The eastward expansion of NATO is the cause of crisis

The continued eastward expansion of NATO is increasing tensions between Russia and the Western imperialist bloc. It has also caused concern to the Sunday Business Post, a newspaper that vies with the Irish Times to be the main proponent of Atlanticism in the Irish media.

In line with the adage “never let a crisis go to waste,” within its pages Dan O’Brien and Lucinda Creighton clamour for increased militarisation of the EU and full NATO membership. Just as Redmond urged Irishmen to die for the British Empire in 1914, they call for a future in which Irish soldiers “defend” the new empire, the European Union.

Fifty years ago, during the EEC membership referendum, the Irish political and media establishment promised that membership would not mean military entanglement. They lied then, and they lie still!

Dan O’Brien raised the old canard that the Republic got a “free ride” through the Cold War by refusing to join NATO. He wants it to now fully integrate in NATO.¹

It’s worth looking at some of the foundation members of NATO with whom O’Brien wishes we had joined in the defence of “ freedom.”

First of all the United States, born out of mass annihilation of the native peoples of North America and home of the Monroe Doctrine, which claimed all the Americas as a sphere of influence (today it believes its sphere of influence includes the entire planet); Canada, another country built on the bones of its native peoples; Britain—need I say more? Belgium: just mention the Congo; France, at that time up to its neck in Vietnamese blood as it sought to hold on to its empire.

They were joined in the 1950s by West Germany, whose army was then still staffed by Nazis. NATO was created by imperialism as a weapon for rolling back socialism in the People’s Democracies and the USSR, to resist revolution at home, and to combat anti-colonialism in their empires. NATO has not changed and is still involved in wars of aggression.

During the Cold War it was not the Warsaw Pact that planted bombs in Dublin and Monaghan. It was not Soviet paras who murdered Irish civilians in Derry and Belfast. Nor was it a Soviet missile that blew an Aer Lingus flight from Cork out of the sky in 1968. During and after the Cold War the only military threat to Ireland, north and south, came from Britain.

Lucinda Creighton was if anything even more extreme than O’Brien.² She completely ignored the existence of Irish neutrality and lauded the British for their gung-ho approach to Russia. She called for increased co-operation between the European Union, Britain and the United States against Russia. She demands an EU army to enforce “European values” globally.

Unfortunately it’s not just the BP and the IT that peddle NATO propaganda: all sections of the Irish media and political establishment follow the same line. Simon Coveney, instead of using the Republic’s seat on the Security Council to call for measures to reduce tension in the region, acts as a mouthpiece for NATO. He condemned the head of the Defence Forces for meeting the Russian ambassador, ostensibly because of Ukraine, yet saw nothing wrong with participating in a briefing by the US secretary of state, Blinken, on the same issue. He is very concerned about Russian naval exercises in international waters but does not object to the use of Shannon Airport by the US military.

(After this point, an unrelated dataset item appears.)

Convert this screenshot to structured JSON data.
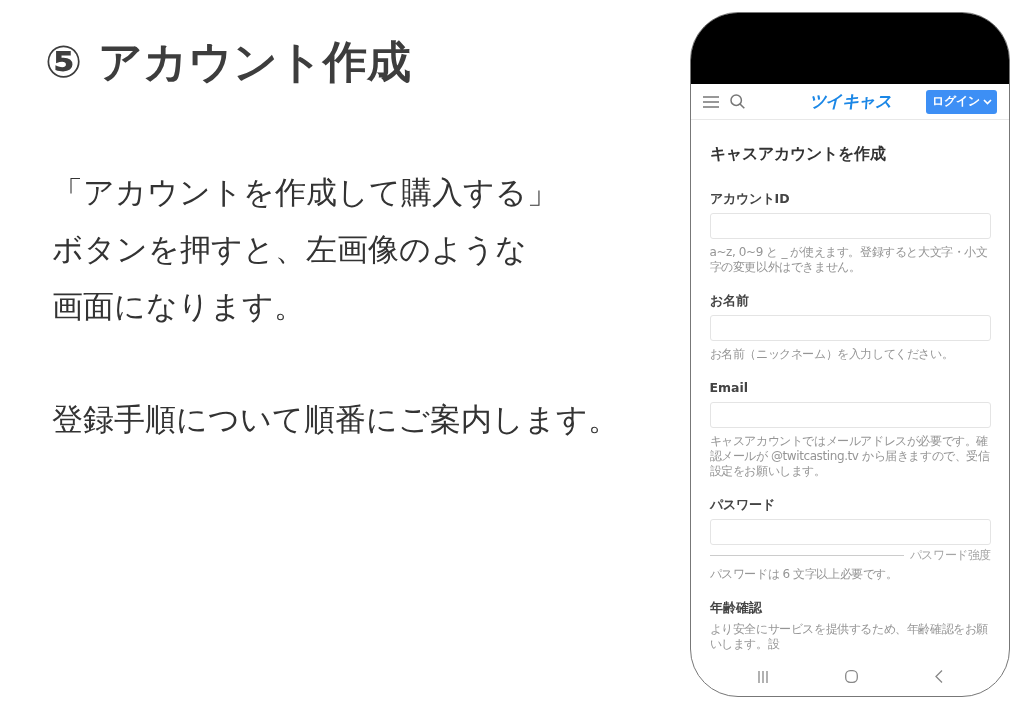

A mark of a sovereign state is its ability to chart its own foreign policy. EU membership has led the Irish state to a position where it is unable and unwilling to determine its own foreign policy. Support for the expansion of NATO and the threat of warfare stemming from that expansion is not in the interests of the Irish working class, irrespective of how much the mouthpieces of the ruling class tell us it is our “duty” to send our sons and daughters to die for imperialism.

  1. Sunday Business Post, 9 January 2022, p. 21.
  2. Sunday Business Post, 23 January 2022.